New Zealand remains "a fantastic place with a lot of potential" but the failure to address superannuation costs and housing affordability are for Crampton the great disappointments of the John Key era. We had good eight years but, as in the title of another blog, Key was "quite an underachiever"

The same era saw the government's management of the Christchurch rebuild, of which Crampton was a critic: "Auckland's housing crisis was a sin of omission. Post-quake Christchurch was a sin of commission." 

But housing affordability underlies every other social concern. Child poverty fell between 1982 and 2014 until you include housing costs, he says. Inequality also. 

"It's really easy to see where inequality concern will come from," he says. "If you're in Auckland and you see people that have more money than you bidding for a scarce number of houses, it's going to be terrifying, right? Every time you turn a positive-sum game into a zero-sum game, everyone gets a little bit more antsy about the people they're fighting against.

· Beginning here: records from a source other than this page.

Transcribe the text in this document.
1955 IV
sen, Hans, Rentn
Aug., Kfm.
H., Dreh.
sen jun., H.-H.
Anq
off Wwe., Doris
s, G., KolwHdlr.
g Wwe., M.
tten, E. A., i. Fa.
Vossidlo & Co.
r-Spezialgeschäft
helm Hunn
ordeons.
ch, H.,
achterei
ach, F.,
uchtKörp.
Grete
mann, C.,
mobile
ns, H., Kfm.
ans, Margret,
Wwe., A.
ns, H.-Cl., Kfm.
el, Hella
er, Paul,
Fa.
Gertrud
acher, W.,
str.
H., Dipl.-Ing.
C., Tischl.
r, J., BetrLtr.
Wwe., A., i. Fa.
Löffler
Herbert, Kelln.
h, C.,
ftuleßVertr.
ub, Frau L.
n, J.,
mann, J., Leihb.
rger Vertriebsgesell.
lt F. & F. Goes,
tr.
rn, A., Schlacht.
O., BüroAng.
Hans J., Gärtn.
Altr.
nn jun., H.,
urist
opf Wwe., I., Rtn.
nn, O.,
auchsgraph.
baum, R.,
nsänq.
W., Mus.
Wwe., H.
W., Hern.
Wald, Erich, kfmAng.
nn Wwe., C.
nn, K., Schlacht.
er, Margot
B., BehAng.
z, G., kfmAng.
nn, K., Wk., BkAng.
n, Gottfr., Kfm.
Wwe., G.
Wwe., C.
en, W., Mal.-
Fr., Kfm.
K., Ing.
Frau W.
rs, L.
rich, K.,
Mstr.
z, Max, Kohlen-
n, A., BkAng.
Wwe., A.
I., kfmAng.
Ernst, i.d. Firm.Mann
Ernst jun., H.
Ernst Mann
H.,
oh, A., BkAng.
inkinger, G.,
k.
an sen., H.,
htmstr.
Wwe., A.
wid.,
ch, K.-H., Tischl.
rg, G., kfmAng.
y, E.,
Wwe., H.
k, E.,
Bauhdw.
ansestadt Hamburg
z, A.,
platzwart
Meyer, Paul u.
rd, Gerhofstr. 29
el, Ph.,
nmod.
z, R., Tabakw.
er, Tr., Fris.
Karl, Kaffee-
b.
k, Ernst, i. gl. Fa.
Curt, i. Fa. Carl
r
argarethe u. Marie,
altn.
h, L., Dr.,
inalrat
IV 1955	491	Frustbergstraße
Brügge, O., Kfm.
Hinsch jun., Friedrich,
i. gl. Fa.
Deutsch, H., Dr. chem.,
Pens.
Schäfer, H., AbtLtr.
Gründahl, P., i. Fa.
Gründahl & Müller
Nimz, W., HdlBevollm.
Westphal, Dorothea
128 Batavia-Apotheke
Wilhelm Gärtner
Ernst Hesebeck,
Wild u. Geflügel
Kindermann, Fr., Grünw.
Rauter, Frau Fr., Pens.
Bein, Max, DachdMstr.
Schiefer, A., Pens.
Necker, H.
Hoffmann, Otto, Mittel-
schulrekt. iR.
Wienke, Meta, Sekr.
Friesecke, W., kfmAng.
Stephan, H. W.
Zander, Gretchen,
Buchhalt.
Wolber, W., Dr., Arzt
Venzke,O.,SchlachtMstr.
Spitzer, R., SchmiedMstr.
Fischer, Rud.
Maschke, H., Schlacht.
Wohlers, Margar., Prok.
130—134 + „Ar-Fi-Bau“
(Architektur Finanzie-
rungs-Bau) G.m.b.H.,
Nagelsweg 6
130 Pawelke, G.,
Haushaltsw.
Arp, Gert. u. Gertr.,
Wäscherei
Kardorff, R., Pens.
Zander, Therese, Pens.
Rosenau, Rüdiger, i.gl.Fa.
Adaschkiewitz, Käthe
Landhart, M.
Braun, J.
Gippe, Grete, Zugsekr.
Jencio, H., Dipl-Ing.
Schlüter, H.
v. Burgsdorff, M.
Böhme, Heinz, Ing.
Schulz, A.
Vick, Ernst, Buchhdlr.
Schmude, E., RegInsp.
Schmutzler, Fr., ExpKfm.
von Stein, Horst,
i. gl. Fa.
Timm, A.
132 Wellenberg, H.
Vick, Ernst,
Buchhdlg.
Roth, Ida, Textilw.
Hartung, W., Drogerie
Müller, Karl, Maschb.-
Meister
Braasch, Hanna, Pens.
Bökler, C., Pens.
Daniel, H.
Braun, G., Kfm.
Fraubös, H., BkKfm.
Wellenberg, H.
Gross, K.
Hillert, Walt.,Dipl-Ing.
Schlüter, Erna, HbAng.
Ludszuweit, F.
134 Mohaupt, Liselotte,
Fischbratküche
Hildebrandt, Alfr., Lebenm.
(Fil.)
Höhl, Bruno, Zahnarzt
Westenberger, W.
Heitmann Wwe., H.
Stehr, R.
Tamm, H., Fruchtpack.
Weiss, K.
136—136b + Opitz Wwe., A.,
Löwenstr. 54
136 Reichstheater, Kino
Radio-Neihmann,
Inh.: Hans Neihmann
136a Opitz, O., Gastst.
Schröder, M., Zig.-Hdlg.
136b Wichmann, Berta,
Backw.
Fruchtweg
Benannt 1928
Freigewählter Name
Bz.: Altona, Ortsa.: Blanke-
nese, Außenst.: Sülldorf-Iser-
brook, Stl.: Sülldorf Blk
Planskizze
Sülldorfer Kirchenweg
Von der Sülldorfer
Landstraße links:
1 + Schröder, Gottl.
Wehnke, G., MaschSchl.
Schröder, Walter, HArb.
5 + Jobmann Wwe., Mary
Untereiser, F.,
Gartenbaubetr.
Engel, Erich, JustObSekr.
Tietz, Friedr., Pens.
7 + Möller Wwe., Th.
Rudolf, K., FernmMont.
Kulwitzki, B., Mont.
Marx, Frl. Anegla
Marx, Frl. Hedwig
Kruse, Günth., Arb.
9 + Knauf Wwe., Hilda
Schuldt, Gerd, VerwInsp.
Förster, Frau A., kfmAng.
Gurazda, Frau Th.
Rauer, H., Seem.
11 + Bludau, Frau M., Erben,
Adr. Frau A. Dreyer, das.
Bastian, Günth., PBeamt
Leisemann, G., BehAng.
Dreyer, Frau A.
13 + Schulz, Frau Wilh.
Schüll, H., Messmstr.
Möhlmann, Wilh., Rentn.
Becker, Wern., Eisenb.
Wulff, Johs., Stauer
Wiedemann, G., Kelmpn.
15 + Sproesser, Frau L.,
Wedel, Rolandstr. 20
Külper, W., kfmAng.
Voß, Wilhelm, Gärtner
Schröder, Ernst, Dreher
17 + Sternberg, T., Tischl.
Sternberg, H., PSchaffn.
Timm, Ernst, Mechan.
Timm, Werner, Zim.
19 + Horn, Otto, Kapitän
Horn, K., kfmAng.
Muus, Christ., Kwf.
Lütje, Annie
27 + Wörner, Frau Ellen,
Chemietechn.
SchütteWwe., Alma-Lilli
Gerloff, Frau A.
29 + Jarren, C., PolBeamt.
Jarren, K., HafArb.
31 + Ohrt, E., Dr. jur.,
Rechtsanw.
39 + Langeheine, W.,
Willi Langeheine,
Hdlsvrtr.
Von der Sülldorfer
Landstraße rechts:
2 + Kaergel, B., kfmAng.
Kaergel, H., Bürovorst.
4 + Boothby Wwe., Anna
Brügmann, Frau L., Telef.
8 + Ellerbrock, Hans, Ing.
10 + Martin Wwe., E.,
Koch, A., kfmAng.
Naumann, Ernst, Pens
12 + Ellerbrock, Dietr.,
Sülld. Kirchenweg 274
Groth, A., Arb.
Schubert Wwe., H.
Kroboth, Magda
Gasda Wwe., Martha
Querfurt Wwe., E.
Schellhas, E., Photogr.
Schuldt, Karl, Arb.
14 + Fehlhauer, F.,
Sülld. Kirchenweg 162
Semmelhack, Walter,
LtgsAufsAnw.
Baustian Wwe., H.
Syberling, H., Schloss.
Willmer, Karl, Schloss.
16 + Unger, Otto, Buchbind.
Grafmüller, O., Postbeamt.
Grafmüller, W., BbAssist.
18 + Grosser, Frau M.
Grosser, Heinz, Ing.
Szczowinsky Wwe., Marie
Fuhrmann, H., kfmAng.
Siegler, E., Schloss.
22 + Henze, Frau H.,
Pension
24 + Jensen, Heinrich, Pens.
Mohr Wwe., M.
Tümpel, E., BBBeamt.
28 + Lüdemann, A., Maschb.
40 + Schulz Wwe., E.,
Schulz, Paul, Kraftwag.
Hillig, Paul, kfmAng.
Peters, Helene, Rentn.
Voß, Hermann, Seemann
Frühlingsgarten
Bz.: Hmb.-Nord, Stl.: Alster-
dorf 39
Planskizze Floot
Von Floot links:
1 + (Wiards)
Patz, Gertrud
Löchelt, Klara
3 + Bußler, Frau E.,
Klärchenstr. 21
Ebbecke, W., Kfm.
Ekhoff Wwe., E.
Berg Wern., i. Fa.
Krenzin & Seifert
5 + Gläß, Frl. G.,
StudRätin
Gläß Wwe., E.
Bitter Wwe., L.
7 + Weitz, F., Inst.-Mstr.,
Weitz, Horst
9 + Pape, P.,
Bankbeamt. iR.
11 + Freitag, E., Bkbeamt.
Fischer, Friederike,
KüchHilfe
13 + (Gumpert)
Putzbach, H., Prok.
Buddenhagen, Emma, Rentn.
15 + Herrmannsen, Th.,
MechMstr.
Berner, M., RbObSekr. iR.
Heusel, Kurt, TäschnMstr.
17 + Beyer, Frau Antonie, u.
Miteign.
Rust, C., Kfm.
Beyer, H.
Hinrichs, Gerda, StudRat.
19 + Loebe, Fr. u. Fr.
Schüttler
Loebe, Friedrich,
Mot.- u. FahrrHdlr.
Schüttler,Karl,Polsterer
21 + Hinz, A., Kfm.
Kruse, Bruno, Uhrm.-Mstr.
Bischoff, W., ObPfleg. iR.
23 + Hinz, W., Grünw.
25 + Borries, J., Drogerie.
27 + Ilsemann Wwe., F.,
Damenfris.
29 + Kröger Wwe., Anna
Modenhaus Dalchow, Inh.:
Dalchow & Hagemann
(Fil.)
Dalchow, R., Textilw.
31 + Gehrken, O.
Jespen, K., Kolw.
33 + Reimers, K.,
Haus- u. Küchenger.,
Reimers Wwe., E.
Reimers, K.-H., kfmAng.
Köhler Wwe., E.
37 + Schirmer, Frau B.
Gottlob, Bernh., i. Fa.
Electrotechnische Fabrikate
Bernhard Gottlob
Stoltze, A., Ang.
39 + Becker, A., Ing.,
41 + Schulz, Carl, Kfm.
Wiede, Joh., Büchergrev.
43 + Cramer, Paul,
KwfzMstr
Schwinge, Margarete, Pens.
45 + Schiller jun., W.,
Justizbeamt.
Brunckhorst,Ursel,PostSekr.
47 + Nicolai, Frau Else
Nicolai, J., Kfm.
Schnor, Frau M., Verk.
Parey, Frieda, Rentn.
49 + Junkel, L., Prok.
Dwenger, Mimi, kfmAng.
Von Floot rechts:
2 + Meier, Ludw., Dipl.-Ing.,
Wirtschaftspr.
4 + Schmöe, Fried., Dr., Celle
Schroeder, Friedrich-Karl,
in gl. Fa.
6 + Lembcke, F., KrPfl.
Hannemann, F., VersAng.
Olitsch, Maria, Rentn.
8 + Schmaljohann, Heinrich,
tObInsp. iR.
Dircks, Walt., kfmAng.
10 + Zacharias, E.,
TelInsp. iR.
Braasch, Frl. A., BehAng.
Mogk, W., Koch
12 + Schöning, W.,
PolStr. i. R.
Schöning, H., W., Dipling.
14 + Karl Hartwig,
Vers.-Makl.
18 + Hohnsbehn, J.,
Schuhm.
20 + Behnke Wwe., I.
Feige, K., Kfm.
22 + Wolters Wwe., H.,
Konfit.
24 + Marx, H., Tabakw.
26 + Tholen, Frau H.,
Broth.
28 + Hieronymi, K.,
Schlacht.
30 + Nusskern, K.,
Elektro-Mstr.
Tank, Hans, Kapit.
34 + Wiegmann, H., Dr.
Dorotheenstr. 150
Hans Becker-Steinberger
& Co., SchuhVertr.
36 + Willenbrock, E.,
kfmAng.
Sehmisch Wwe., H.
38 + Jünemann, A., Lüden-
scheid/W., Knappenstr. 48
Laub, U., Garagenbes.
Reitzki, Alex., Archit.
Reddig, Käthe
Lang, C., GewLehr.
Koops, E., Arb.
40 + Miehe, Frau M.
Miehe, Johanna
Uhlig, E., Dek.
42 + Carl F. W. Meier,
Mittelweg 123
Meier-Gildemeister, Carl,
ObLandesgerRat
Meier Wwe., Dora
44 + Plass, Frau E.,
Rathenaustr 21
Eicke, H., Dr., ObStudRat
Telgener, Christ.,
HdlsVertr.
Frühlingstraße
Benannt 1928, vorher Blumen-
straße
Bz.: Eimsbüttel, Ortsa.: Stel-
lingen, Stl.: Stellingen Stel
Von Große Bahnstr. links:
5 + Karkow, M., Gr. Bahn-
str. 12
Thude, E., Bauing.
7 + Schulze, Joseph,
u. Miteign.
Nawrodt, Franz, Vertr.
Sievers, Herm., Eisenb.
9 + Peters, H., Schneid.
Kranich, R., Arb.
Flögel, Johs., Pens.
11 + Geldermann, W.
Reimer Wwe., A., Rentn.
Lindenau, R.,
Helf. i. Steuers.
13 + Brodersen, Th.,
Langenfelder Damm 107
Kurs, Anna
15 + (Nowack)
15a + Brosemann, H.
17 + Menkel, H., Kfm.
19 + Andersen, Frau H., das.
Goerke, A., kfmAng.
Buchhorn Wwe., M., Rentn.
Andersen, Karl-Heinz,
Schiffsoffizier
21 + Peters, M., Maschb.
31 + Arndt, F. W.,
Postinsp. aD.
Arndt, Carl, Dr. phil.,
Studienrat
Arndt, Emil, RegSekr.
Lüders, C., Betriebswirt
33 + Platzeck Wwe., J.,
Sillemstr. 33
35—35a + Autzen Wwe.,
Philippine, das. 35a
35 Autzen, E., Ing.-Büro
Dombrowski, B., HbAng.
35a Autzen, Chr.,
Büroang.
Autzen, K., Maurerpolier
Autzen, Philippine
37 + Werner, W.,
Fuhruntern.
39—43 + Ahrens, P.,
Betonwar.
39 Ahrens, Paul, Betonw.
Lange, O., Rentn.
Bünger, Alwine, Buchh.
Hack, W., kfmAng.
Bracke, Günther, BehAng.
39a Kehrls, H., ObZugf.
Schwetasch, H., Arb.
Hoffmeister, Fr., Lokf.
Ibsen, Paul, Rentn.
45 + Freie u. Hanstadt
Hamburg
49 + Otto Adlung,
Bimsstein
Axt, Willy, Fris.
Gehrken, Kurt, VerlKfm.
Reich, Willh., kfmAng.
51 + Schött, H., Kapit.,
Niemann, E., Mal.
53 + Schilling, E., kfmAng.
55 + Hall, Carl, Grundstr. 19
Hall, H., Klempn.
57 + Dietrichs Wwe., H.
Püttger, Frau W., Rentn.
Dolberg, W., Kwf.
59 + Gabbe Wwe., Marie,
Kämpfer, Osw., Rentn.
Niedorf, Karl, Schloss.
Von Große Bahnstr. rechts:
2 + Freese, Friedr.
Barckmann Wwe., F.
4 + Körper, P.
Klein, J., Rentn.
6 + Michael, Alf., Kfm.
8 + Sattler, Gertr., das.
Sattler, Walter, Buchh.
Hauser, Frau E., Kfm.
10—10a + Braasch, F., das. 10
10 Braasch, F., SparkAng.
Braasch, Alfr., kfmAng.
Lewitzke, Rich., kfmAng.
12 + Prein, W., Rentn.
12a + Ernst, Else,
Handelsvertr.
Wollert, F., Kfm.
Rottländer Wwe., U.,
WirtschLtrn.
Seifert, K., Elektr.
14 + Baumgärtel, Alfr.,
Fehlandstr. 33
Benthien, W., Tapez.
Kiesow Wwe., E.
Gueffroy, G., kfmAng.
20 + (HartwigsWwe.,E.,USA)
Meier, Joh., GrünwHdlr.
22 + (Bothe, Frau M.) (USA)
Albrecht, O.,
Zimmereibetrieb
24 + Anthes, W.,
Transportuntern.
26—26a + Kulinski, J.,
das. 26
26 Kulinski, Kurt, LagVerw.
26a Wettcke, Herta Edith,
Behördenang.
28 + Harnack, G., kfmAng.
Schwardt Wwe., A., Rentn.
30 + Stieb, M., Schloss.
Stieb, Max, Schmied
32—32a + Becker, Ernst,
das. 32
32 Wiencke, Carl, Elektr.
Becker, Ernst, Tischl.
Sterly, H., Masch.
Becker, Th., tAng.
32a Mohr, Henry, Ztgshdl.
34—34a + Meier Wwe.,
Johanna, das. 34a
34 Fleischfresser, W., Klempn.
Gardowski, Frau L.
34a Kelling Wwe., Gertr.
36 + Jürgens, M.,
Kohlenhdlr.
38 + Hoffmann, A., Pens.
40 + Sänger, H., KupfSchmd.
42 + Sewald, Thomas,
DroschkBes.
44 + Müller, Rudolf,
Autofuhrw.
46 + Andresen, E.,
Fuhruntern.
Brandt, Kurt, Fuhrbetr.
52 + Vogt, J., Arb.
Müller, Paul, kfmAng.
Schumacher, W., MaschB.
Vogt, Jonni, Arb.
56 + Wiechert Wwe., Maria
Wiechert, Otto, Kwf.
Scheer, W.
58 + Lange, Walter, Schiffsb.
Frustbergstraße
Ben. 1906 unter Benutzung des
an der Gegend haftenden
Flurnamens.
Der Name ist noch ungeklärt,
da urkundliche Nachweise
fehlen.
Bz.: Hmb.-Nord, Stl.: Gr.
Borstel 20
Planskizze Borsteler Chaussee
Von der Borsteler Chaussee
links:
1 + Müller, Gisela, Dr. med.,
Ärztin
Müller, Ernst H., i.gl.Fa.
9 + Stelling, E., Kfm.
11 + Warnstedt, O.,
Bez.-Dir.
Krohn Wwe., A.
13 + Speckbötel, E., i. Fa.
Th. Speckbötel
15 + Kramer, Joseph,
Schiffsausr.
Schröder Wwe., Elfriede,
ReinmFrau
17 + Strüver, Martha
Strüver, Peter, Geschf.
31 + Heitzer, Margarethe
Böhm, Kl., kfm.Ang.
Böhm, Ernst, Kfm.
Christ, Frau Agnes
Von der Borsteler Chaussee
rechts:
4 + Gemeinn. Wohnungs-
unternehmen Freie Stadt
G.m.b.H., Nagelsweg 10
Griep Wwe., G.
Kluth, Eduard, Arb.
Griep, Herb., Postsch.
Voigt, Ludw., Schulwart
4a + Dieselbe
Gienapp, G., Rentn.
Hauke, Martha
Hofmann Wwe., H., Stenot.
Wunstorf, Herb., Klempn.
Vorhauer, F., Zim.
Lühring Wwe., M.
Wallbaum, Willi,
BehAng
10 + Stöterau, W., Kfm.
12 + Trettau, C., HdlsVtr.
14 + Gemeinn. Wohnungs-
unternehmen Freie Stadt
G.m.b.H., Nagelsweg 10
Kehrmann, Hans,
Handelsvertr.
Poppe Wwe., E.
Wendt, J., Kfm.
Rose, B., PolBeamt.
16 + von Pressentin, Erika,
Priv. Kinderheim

"If you've got land-use planning wrong, it's hard for anything else to be right. You get fundamental screw-ups based on zoning being messed up. People have too long a commute. They're paying too much out of household income to cover the rent. Increases in productivity turn into appreciation in land prices rather than improvement in living standards when the supply of housing is constrained."

But Crampton has some confidence that English could untangle this mess. 

"It's a damn hard subject. If anybody understood problems of land use planning and getting that right, it's English. I expect it to be one of this top priorities. I'll be really disappointed if it isn't."